*CYBERPUNK 2020*

 

Non ci fate caso, sono solo riflessioni.
“Cyberspazio. Una consensuale allucinazione vissuta ogni giorno da miliardi di operatori legittimi, in ogni nazione, da parte di bambini cui sono stati insegnati concetti matematici”.
Così William Gibson descrive la Matrice, nel nostro caso: Internet.
Viviamo “nel futuro”, dove le intelligenze artificiali sono in grado di compiere embrionali ragionamenti umani e la tecnologia segna il ritmo della nostra vita.
È un accordo, quello che abbiamo raggiunto, tra uomo e macchina: non possiamo più vivere l’uno senza l’altro.
Noi diamo vita alla rete, facciamo affidamento su di Lei ogni giorno e chi si rifiuta di tenere il passo rimane indietro.
Avrete ordinato almeno una volta qualcosa da Amazon, scelto la meta delle vacanze in base a recensioni e foto suggestive, condiviso una notizia o il video di un gattino.
Il nostro cellulare, anche il modello meno aggiornato, ci permette di fare qualunque cosa, fosse solo rilassarsi con un giochino demenziale.
Avete visto come state bene con la barba?
O nati del sesso opposto?
Le informazioni viaggiano veloci nella Matrice, quasi senza controllo.
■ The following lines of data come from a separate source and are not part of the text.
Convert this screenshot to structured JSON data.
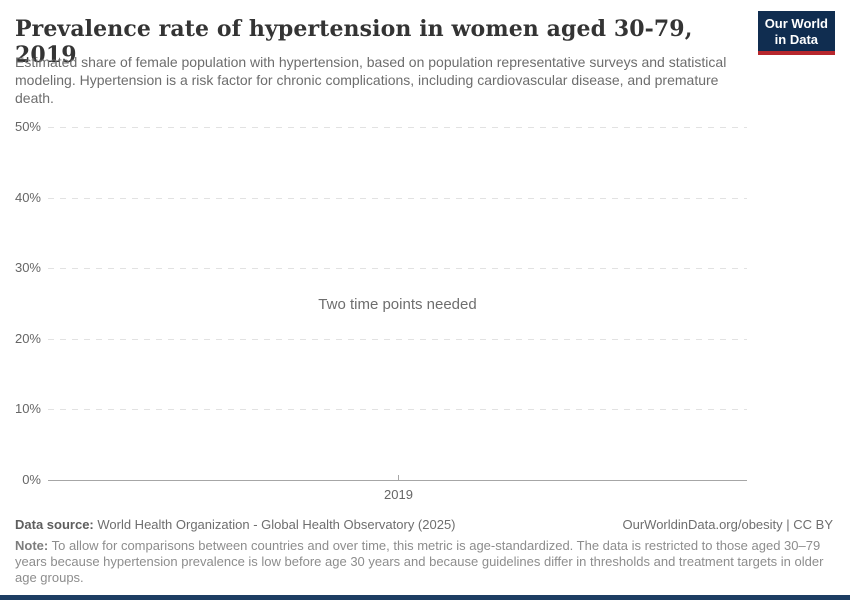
{
  "header": {
    "title": "Prevalence rate of hypertension in women aged 30-79, 2019",
    "subtitle": "Estimated share of female population with hypertension, based on population representative surveys and statistical modeling. Hypertension is a risk factor for chronic complications, including cardiovascular disease, and premature death.",
    "logo": {
      "line1": "Our World",
      "line2": "in Data",
      "bg_color": "#102d50",
      "accent_color": "#b7272d"
    }
  },
  "chart_data": {
    "type": "line",
    "title": "Prevalence rate of hypertension in women aged 30-79, 2019",
    "series": [],
    "empty_message": "Two time points needed",
    "ylabel": "",
    "ylim": [
      0,
      50
    ],
    "yticks": [
      "0%",
      "10%",
      "20%",
      "30%",
      "40%",
      "50%"
    ],
    "xticks": [
      "2019"
    ],
    "grid": "horizontal-dashed",
    "legend": "none",
    "gridline_color": "#e2e2e2",
    "axis_color": "#a6a6a6"
  },
  "footer": {
    "data_source_label": "Data source:",
    "data_source_value": " World Health Organization - Global Health Observatory (2025)",
    "attribution": "OurWorldinData.org/obesity | CC BY",
    "note_label": "Note:",
    "note_value": " To allow for comparisons between countries and over time, this metric is age-standardized. The data is restricted to those aged 30–79 years because hypertension prevalence is low before age 30 years and because guidelines differ in thresholds and treatment targets in older age groups."
  },
  "bottom_bar_color": "#1d3d63"
}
Quasi.
Dobbiamo esserne spaventati?
No.
Temere l’avanzamento della tecnologia è come aver paura d’invecchiare.
Voglio credere, anche se alcuni giorni è più difficile di altri, che questo nostro “cyberpunk” ci stia portando verso un miglioramento di noi stessi.
Voglio pensare che la rete non solo ci agevoli ma ci faccia sentire un po’ più vicini e consapevoli di ciò che accade attorno a noi.
Che ci arricchisca e sviluppi la nostra mente.
Mi piace pensare che, in un prossimo futuro, guarderemo i nostri Tablet da ridenti cittadine pulite, sane e piene di vita e non dallo schermo polveroso di un Pip-Boy.

immagine by dustycrosley

TRILOGIA DELLO SPRAWL

 

Difficile parlare in poche righe di William Gibson.
Esponente del filone cyberpunk e papà di un genere meraviglioso e complesso.
”Neuromante”, ”Giù nel cyberspazio” e ”Monna Lisa Cyberpunk” non si presentano con una trama unitaria.
I personaggi si intrecciano in una trilogia ambientata nello stesso universo narrativo.
Ci troviamo intorno al 2035, in un mondo dove la tecnocrazia ha preso il sopravvento e le città si sono trasformate in megalopoli controllate dalle multinazionali. I distretti industriali sono lasciati nel più completo degrado mentre le élite vivono in quartieri esclusivi e blindati o, addirittura, nello spazio orbitale.
La criminalità è il modo più diffuso per sopravvivere ed è il prototipo dell’anti-eroe a catturare la simpatia del lettore.
I “cowboy della tastiera” trascorrono buona parte della propria esistenza immersi nella realtà virtuale del cyberspazio, chiamato anche “Matrice”.
La connessione (innestata a livello cerebrale) consente loro di vagare nella rete informatica globale.
E lì stanno benissimo perché liberi da preoccupazioni e problemi legati alla realtà cruda e misera in cui sono costretti a vivere.
Una condizione molto attuale dove spesso ricerchiamo la pace affidandoci alla rete.
Non voglio aprire una discussione sociologica sull’utilizzo o l’abuso della tecnologia ma in questo momento storico ”il cyberspazio” ci sta aiutando moltissimo e possiamo dire sia diventato (ora più che mai) una parte fondamentale della nostra vita.
”La trilogia dello Sprawl” non è una lettura semplice.
Non fa parte di quella categoria di libri che si possono leggere prima di andare a letto o a tempo perso.
Più volte ho dovuto riprendere frasi che non capivo e fermarmi per assimilare i concetti (magari sono io che sono lenta) ma, dopo l’ennesima pausa, sono arrivata a una conclusione: stavo leggendo un quadro.
L’atmosfera è difficile da descrivere.
È una narrativa basata su sensazioni e immagini che si prestano a essere più immediate se ”guardate” piuttosto che ”lette”.
Spiegare l’ambientazione di ”Blade Runner” a una persona che non ha mai visto il film è faticoso.
Voi che parole usereste per raccontare ”Matrix” o ”Johnny Mnemonic” a qualcuno che non sa nemmeno cosa sia il cyberpunk?
Non basta fare una semplice e fredda descrizione di ciò che circonda i personaggi, bisogna usare un lessico efficace.
Vi scrivo solo l’incipit di Neuromante:
”Il cielo sopra il porto aveva il colore della televisione sintonizzata su un canale morto.”